>Despite the fact that list 'n' hashes are very common, there are times I wish I was using a thoughtful tree representation. Such a model can provide richer navigation operations.
Specter[1] provides something like this for Clojure, allowing rich navigation and transformation abilities to deeply nested structures.
I've thought about this topic a lot recently. Many times I find myself working with API endpoints which return deeply nested JSON or XML "documents" which I have no real desire to learn their schema. (AWS and ElastiSearch)
I ended up creating a Python Library to perform key lookups on these deeply nested documents. For Example:
I've always wanted to write something like regular expressions for lists of objects. So, for example the example of writing a parser, one could use a regex to match chars to tokens, then write another that gathers tokens into blocks and etc. Essentially, bottom-up parsing without resorting to parser generators that take over everything. A similar tool would be interesting for querying trees directly.
That is definitely very interesting! Writing a parser/compiler for 'x' language tends to be a component of many interesting projects, and that's definitely a good start -- thanks :)

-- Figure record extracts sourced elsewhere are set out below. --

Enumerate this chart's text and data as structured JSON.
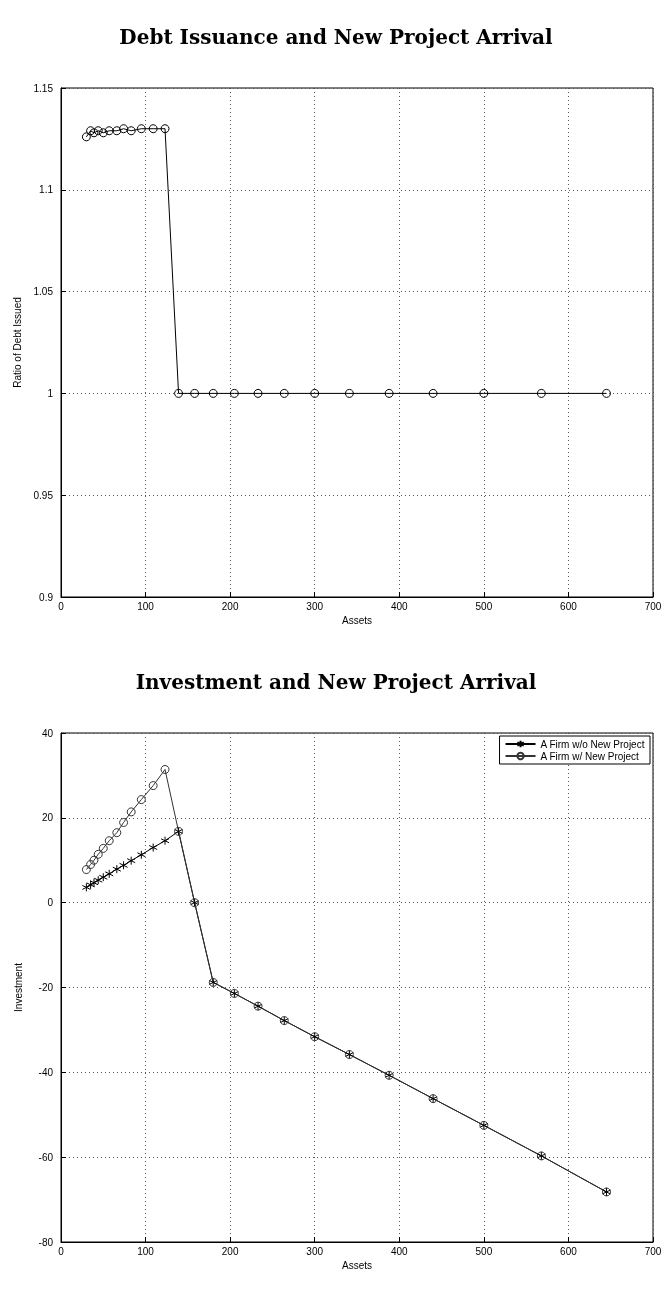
{
  "chart_data": [
    {
      "type": "line",
      "title": "Debt Issuance and New Project Arrival",
      "xlabel": "Assets",
      "ylabel": "Ratio of Debt Issued",
      "xlim": [
        0,
        700
      ],
      "xticks": [
        0,
        100,
        200,
        300,
        400,
        500,
        600,
        700
      ],
      "ylim": [
        0.9,
        1.15
      ],
      "yticks": [
        0.9,
        0.95,
        1,
        1.05,
        1.1,
        1.15
      ],
      "grid": true,
      "legend": false,
      "series": [
        {
          "color": "#000000",
          "marker": "circle",
          "x": [
            30,
            35,
            39,
            44,
            50,
            57,
            66,
            74,
            83,
            95,
            109,
            123,
            139,
            158,
            180,
            205,
            233,
            264,
            300,
            341,
            388,
            440,
            500,
            568,
            645
          ],
          "values": [
            1.126,
            1.129,
            1.128,
            1.129,
            1.128,
            1.129,
            1.129,
            1.13,
            1.129,
            1.13,
            1.13,
            1.13,
            1.0,
            1.0,
            1.0,
            1.0,
            1.0,
            1.0,
            1.0,
            1.0,
            1.0,
            1.0,
            1.0,
            1.0,
            1.0
          ]
        }
      ]
    },
    {
      "type": "line",
      "title": "Investment and New Project Arrival",
      "xlabel": "Assets",
      "ylabel": "Investment",
      "xlim": [
        0,
        700
      ],
      "xticks": [
        0,
        100,
        200,
        300,
        400,
        500,
        600,
        700
      ],
      "ylim": [
        -80,
        40
      ],
      "yticks": [
        -80,
        -60,
        -40,
        -20,
        0,
        20,
        40
      ],
      "grid": true,
      "legend": "top right",
      "series": [
        {
          "name": "A Firm w/o New Project",
          "color": "#000000",
          "marker": "cross",
          "x": [
            30,
            35,
            39,
            44,
            50,
            57,
            66,
            74,
            83,
            95,
            109,
            123,
            139,
            158,
            180,
            205,
            233,
            264,
            300,
            341,
            388,
            440,
            500,
            568,
            645
          ],
          "values": [
            3.6,
            4.2,
            4.7,
            5.3,
            6.0,
            6.8,
            7.9,
            8.8,
            9.9,
            11.3,
            13.0,
            14.6,
            16.8,
            0,
            -18.8,
            -21.4,
            -24.4,
            -27.8,
            -31.6,
            -35.8,
            -40.7,
            -46.2,
            -52.5,
            -59.7,
            -68.2
          ]
        },
        {
          "name": "A Firm w/ New Project",
          "color": "#333333",
          "marker": "circle",
          "x": [
            30,
            35,
            39,
            44,
            50,
            57,
            66,
            74,
            83,
            95,
            109,
            123,
            139,
            158,
            180,
            205,
            233,
            264,
            300,
            341,
            388,
            440,
            500,
            568,
            645
          ],
          "values": [
            7.8,
            9.0,
            10.0,
            11.4,
            12.8,
            14.6,
            16.5,
            18.9,
            21.4,
            24.3,
            27.6,
            31.4,
            16.8,
            0,
            -18.8,
            -21.4,
            -24.4,
            -27.8,
            -31.6,
            -35.8,
            -40.7,
            -46.2,
            -52.5,
            -59.7,
            -68.2
          ]
        }
      ]
    }
  ]
}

Going into it I assumed this article was about data structures like the PHP "array", which are basically ordered hashtables that allow the programmer to treat them like either lists or hashes depending on context and still get reasonable performance. (I haven't seen this pattern used much elsewhere, has anyone?)
Lua tables are similar- they're nominally hash tables but are often used as arrays (including a length operator), and a few versions ago they added an optimization where small integer keys are stored in an actual linear array.

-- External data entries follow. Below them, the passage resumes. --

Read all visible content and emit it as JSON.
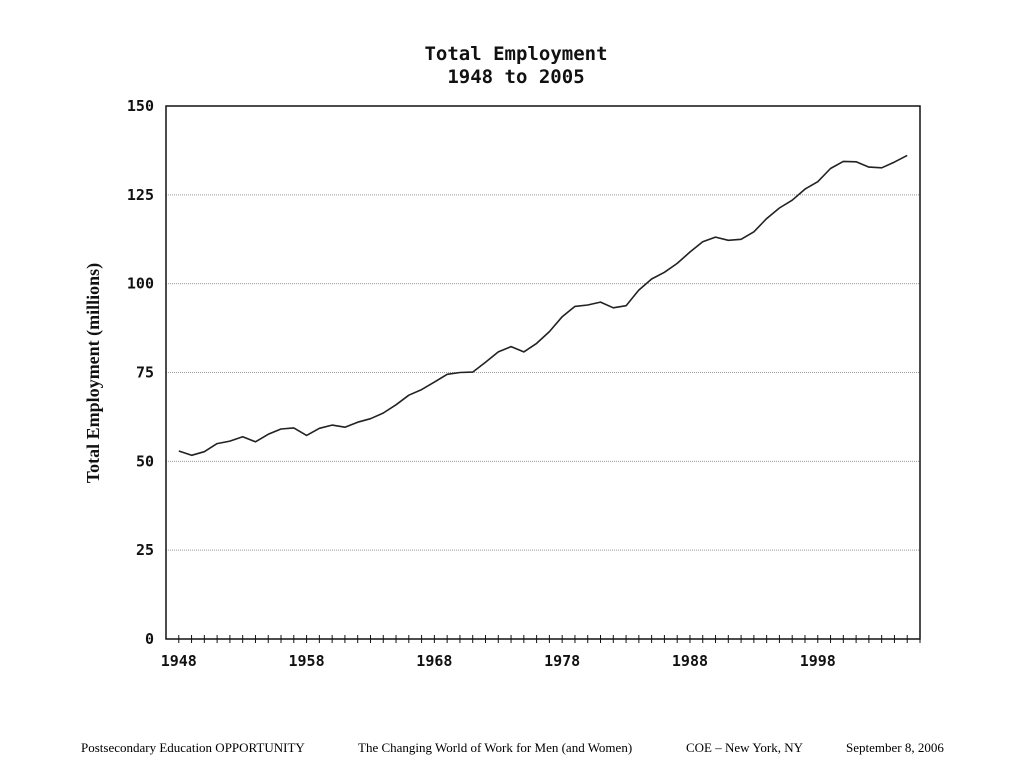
{
  "chart_data": {
    "type": "line",
    "title": "Total Employment",
    "subtitle": "1948 to 2005",
    "xlabel": "",
    "ylabel": "Total Employment (millions)",
    "xlim": [
      1947,
      2006
    ],
    "ylim": [
      0,
      150
    ],
    "x_ticks": [
      1948,
      1958,
      1968,
      1978,
      1988,
      1998
    ],
    "y_ticks": [
      0,
      25,
      50,
      75,
      100,
      125,
      150
    ],
    "grid": "horizontal",
    "legend": "none",
    "line_color": "#222222",
    "x": [
      1948,
      1949,
      1950,
      1951,
      1952,
      1953,
      1954,
      1955,
      1956,
      1957,
      1958,
      1959,
      1960,
      1961,
      1962,
      1963,
      1964,
      1965,
      1966,
      1967,
      1968,
      1969,
      1970,
      1971,
      1972,
      1973,
      1974,
      1975,
      1976,
      1977,
      1978,
      1979,
      1980,
      1981,
      1982,
      1983,
      1984,
      1985,
      1986,
      1987,
      1988,
      1989,
      1990,
      1991,
      1992,
      1993,
      1994,
      1995,
      1996,
      1997,
      1998,
      1999,
      2000,
      2001,
      2002,
      2003,
      2004,
      2005
    ],
    "y": [
      52.9,
      51.7,
      52.7,
      55.0,
      55.7,
      56.9,
      55.5,
      57.6,
      59.1,
      59.4,
      57.3,
      59.3,
      60.2,
      59.6,
      61.0,
      62.0,
      63.6,
      65.9,
      68.6,
      70.2,
      72.3,
      74.5,
      75.0,
      75.1,
      77.9,
      80.8,
      82.3,
      80.8,
      83.2,
      86.5,
      90.7,
      93.6,
      94.0,
      94.8,
      93.2,
      93.8,
      98.2,
      101.3,
      103.2,
      105.7,
      108.9,
      111.8,
      113.1,
      112.2,
      112.5,
      114.6,
      118.3,
      121.3,
      123.5,
      126.6,
      128.7,
      132.4,
      134.4,
      134.3,
      132.8,
      132.6,
      134.2,
      136.1
    ]
  },
  "footer": {
    "item1": "Postsecondary Education OPPORTUNITY",
    "item2": "The Changing World of Work for Men (and Women)",
    "item3": "COE – New York, NY",
    "item4": "September 8, 2006"
  }
}
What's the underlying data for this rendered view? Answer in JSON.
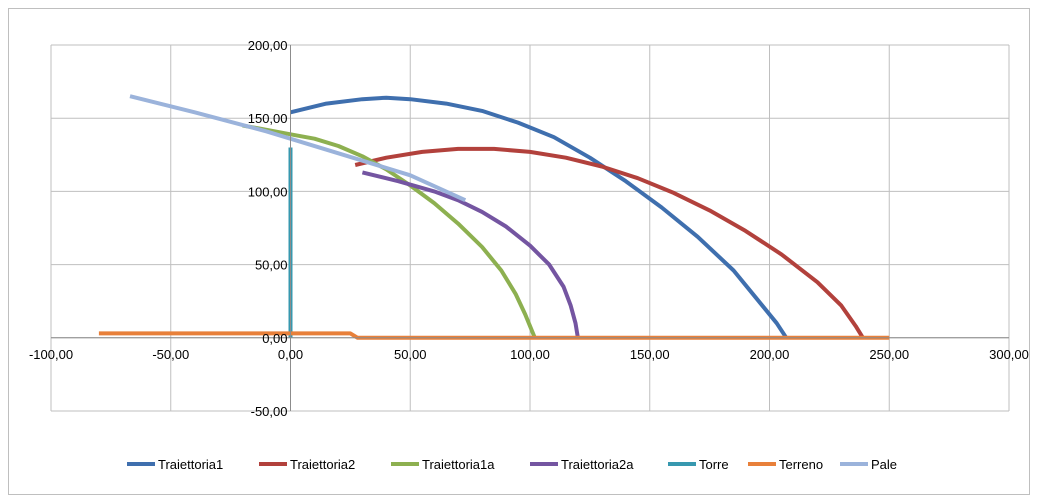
{
  "chart_data": {
    "type": "line",
    "title": "",
    "xlabel": "",
    "ylabel": "",
    "xlim": [
      -100,
      300
    ],
    "ylim": [
      -50,
      200
    ],
    "x_ticks": [
      -100,
      -50,
      0,
      50,
      100,
      150,
      200,
      250,
      300
    ],
    "x_tick_labels": [
      "-100,00",
      "-50,00",
      "0,00",
      "50,00",
      "100,00",
      "150,00",
      "200,00",
      "250,00",
      "300,00"
    ],
    "y_ticks": [
      -50,
      0,
      50,
      100,
      150,
      200
    ],
    "y_tick_labels": [
      "-50,00",
      "0,00",
      "50,00",
      "100,00",
      "150,00",
      "200,00"
    ],
    "grid": true,
    "legend_position": "bottom",
    "series": [
      {
        "name": "Traiettoria1",
        "color": "#3F6FAE",
        "points": [
          [
            0,
            154
          ],
          [
            15,
            160
          ],
          [
            30,
            163
          ],
          [
            40,
            164
          ],
          [
            50,
            163
          ],
          [
            65,
            160
          ],
          [
            80,
            155
          ],
          [
            95,
            147
          ],
          [
            110,
            137
          ],
          [
            125,
            123
          ],
          [
            140,
            107
          ],
          [
            155,
            89
          ],
          [
            170,
            69
          ],
          [
            185,
            46
          ],
          [
            195,
            26
          ],
          [
            203,
            10
          ],
          [
            207,
            0
          ]
        ]
      },
      {
        "name": "Traiettoria2",
        "color": "#B2413C",
        "points": [
          [
            27,
            118
          ],
          [
            40,
            123
          ],
          [
            55,
            127
          ],
          [
            70,
            129
          ],
          [
            85,
            129
          ],
          [
            100,
            127
          ],
          [
            115,
            123
          ],
          [
            130,
            117
          ],
          [
            145,
            109
          ],
          [
            160,
            99
          ],
          [
            175,
            87
          ],
          [
            190,
            73
          ],
          [
            205,
            57
          ],
          [
            220,
            38
          ],
          [
            230,
            22
          ],
          [
            236,
            8
          ],
          [
            239,
            0
          ]
        ]
      },
      {
        "name": "Traiettoria1a",
        "color": "#8DB050",
        "points": [
          [
            -20,
            145
          ],
          [
            -10,
            142
          ],
          [
            0,
            139
          ],
          [
            10,
            136
          ],
          [
            20,
            131
          ],
          [
            30,
            124
          ],
          [
            40,
            115
          ],
          [
            50,
            104
          ],
          [
            60,
            92
          ],
          [
            70,
            78
          ],
          [
            80,
            62
          ],
          [
            88,
            46
          ],
          [
            94,
            30
          ],
          [
            98,
            16
          ],
          [
            101,
            4
          ],
          [
            102,
            0
          ]
        ]
      },
      {
        "name": "Traiettoria2a",
        "color": "#7455A1",
        "points": [
          [
            30,
            113
          ],
          [
            45,
            107
          ],
          [
            60,
            100
          ],
          [
            70,
            94
          ],
          [
            80,
            86
          ],
          [
            90,
            76
          ],
          [
            100,
            63
          ],
          [
            108,
            50
          ],
          [
            114,
            35
          ],
          [
            117,
            22
          ],
          [
            119,
            10
          ],
          [
            120,
            0
          ]
        ]
      },
      {
        "name": "Torre",
        "color": "#3798AF",
        "points": [
          [
            0,
            0
          ],
          [
            0,
            130
          ]
        ]
      },
      {
        "name": "Terreno",
        "color": "#E8803A",
        "points": [
          [
            -80,
            3
          ],
          [
            25,
            3
          ],
          [
            28,
            0
          ],
          [
            250,
            0
          ]
        ]
      },
      {
        "name": "Pale",
        "color": "#9BB3DB",
        "points": [
          [
            -67,
            165
          ],
          [
            -40,
            154
          ],
          [
            -10,
            141
          ],
          [
            20,
            126
          ],
          [
            50,
            111
          ],
          [
            73,
            94
          ]
        ]
      }
    ]
  }
}
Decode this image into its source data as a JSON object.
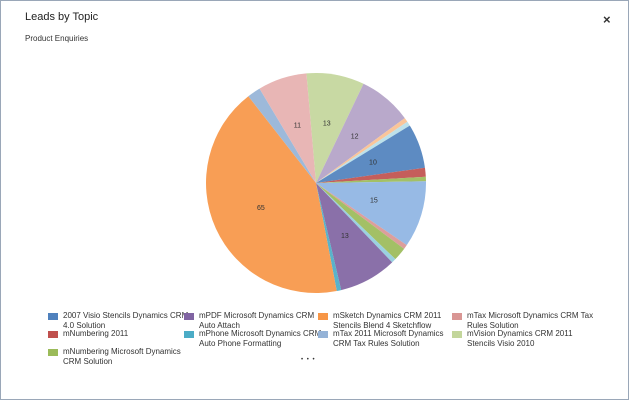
{
  "window": {
    "close_label": "×",
    "more_label": "• • •"
  },
  "chart_data": {
    "type": "pie",
    "title": "Leads by Topic",
    "subtitle": "Product Enquiries",
    "start_angle": -5,
    "values": [
      13,
      12,
      1,
      1,
      10,
      2,
      1,
      15,
      1,
      3,
      1,
      13,
      1,
      65,
      3,
      11
    ],
    "colors": [
      "#c3d69b",
      "#b3a2c7",
      "#fac090",
      "#b7dee8",
      "#4f81bd",
      "#c0504d",
      "#9bbb59",
      "#8eb4e3",
      "#d99694",
      "#9bbb59",
      "#93cddd",
      "#8064a2",
      "#4bacc6",
      "#f79646",
      "#95b3d7",
      "#e6b0af"
    ],
    "legend": [
      {
        "name": "2007 Visio Stencils Dynamics CRM 4.0 Solution",
        "color": "#4f81bd"
      },
      {
        "name": "mPDF Microsoft Dynamics CRM Auto Attach",
        "color": "#8064a2"
      },
      {
        "name": "mSketch Dynamics CRM 2011 Stencils Blend 4 Sketchflow",
        "color": "#f79646"
      },
      {
        "name": "mTax Microsoft Dynamics CRM Tax Rules Solution",
        "color": "#d99694"
      },
      {
        "name": "mNumbering 2011",
        "color": "#c0504d"
      },
      {
        "name": "mPhone Microsoft Dynamics CRM Auto Phone Formatting",
        "color": "#4bacc6"
      },
      {
        "name": "mTax 2011 Microsoft Dynamics CRM Tax Rules Solution",
        "color": "#95b3d7"
      },
      {
        "name": "mVision Dynamics CRM 2011 Stencils Visio 2010",
        "color": "#c3d69b"
      },
      {
        "name": "mNumbering Microsoft Dynamics CRM Solution",
        "color": "#9bbb59"
      }
    ]
  }
}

Aren't any hashes that keep track of order like that? (I.e. how's that different than objects in javascript, hashes in ruby, OrderedDicts in python and LinkedHashmaps in java?)
I wonder if the .Net/Java approach of "Iterables And Objects" with generic sequence operators either is ListAndHash or is the equivalent in more strongly typed languages. You essentially replace String->Object Hashes with Objects and Lambda lookup functions.
Finding out about "alists" and their lispy incarnation made me so happy. It was just so neat that something in some regards more capable than a typical hash table (key shadowing, references needn't be to the entire structure, ...) could spring to life, expressed in terms of barely anything atop the humble cons cell.
Yeah, but now that trivial observation has a name that he coined.
And incidentally, what a terrible name. A "hash" (really hash table) is a specific implementation of a map/dictionary. You shouldn't use "hash" to refer to a map based on search trees.
It is interesting that hash is sometimes (incorrectly) used as a synonym or generic name for map/dictionaty/associative array, but Red-Black-Tree, AVL tree, etc. is not.
Specter[1] provides something like this for Clojure, allowing rich navigation and transformation abilities to deeply nested structures.